When legislators craft these constitutional authority statements — House leadership suggests the citations should look like this — they will primarily be drawing from two passages: the commerce clause, which grants Congress the power to regulate commerce with foreign countries, among the states, and with Indian tribes, and the “necessary and proper” clause, which is not terribly specific about exactly what types of laws are “necessary and proper.”

Democrats and Republicans alike will have little difficulty citing these passages, both from Article I of the Constitution, to comply with the new House rule. But that doesn’t mean they’ll be any closer to agreeing on what’s constitutional.

“You’re just kind of back to where we began, and that is a debate over what the commerce clause and the ‘necessary and proper’ clause mean,” Schwinn said. “That’s a debate as old as the republic.”

Randy Barnett, a Georgetown law professor and author of Restoring the Lost Constitution: The Presumption of Liberty, believes the new rule may in fact help clarify that debate. When legislators consider constitutionality today, he says, they deploy a “secret trick” — they consider not necessarily what they believe the Constitution says, but whether they think the courts will uphold legislation. And the courts frequently defer to Congress.

“Each branch is deferring to the other branch, and therefore, what is actually within Congress’s power never gets decided by either branch,” Barnett said. “I know this sounds like it must not be true, but it’s true, I swear.
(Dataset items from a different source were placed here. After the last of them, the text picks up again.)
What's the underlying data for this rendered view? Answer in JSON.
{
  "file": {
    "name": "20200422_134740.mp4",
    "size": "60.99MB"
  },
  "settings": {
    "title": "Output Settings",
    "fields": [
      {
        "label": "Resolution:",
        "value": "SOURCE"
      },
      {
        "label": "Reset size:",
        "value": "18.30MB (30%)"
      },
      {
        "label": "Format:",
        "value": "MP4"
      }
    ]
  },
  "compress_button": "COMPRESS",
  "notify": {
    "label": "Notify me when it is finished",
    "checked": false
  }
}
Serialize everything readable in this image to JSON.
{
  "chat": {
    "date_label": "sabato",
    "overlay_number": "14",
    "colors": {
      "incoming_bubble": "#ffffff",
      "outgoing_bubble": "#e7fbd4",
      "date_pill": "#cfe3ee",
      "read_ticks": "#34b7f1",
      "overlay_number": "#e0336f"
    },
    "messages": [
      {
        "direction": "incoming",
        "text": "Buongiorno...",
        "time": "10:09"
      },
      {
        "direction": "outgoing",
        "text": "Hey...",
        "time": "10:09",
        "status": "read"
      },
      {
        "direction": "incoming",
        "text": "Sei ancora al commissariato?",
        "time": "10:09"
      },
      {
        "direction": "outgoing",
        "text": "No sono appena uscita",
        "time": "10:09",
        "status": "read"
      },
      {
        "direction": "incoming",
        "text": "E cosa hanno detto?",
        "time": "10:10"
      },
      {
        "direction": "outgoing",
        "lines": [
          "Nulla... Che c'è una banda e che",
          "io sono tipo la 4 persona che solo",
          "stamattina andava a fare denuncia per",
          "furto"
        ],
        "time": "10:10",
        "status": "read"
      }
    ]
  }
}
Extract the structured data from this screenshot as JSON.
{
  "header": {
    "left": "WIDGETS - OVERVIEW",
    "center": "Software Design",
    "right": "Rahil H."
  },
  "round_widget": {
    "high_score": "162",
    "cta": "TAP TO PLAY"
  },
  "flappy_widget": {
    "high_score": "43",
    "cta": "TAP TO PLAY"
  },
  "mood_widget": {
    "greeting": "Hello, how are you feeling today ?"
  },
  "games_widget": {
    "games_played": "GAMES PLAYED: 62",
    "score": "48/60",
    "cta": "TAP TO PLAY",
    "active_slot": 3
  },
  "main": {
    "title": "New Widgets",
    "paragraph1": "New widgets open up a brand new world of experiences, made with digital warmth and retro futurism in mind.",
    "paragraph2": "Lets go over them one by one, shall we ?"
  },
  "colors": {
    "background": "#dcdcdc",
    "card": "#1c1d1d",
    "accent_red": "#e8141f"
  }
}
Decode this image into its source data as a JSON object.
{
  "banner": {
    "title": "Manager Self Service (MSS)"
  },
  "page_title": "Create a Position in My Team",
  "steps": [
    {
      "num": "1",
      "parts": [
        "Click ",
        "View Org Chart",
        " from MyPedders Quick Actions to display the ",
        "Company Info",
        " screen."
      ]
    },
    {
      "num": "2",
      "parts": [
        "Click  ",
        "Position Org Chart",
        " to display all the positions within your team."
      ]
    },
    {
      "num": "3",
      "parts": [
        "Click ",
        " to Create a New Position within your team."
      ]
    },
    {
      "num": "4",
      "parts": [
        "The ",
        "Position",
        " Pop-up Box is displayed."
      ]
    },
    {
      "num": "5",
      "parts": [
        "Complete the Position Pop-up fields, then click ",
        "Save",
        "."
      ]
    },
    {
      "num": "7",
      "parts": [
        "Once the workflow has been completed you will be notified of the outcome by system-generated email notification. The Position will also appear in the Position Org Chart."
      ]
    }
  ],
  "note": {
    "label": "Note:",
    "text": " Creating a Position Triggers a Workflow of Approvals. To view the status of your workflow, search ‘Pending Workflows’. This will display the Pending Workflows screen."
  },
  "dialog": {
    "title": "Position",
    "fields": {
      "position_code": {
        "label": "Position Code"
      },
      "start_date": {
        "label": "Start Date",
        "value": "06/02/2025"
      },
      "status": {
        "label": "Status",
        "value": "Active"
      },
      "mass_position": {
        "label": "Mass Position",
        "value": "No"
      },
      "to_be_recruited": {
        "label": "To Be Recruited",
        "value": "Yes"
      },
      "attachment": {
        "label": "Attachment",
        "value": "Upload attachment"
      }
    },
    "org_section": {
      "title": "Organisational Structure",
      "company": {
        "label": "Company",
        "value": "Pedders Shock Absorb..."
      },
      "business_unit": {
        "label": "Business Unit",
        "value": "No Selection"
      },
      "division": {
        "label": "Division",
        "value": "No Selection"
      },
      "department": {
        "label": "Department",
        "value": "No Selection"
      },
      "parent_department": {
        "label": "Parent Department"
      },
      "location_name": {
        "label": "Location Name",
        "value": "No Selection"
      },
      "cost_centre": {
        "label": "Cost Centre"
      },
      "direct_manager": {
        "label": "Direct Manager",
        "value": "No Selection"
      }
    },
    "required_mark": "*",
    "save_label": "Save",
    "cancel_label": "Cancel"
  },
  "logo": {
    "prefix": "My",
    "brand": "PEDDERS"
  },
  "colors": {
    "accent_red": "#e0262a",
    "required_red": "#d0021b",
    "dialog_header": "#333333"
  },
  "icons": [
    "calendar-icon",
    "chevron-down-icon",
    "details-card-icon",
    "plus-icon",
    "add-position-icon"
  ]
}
It’s what judicial opinions say.”

The new rule, he believes, may finally encourage legislators to interpret the Constitution for themselves and not through the lens of the Supreme Court (with which Barnett has largely disagreed over the past 70 years).

“[Congressmen] take an independent oath to uphold the Constitution, and that means they have to decide what it means, they have to have their own independent opinion about it,” Barnett said. “They don’t take an oath to uphold Supreme Court decisions.”

Schwinn and Gerhardt, though, dispute Barnett’s view of what Congress and the courts have been up to all these years, which brings us again to Schwinn’s assessment: We’re back to where we began, new House rule or no new House rule.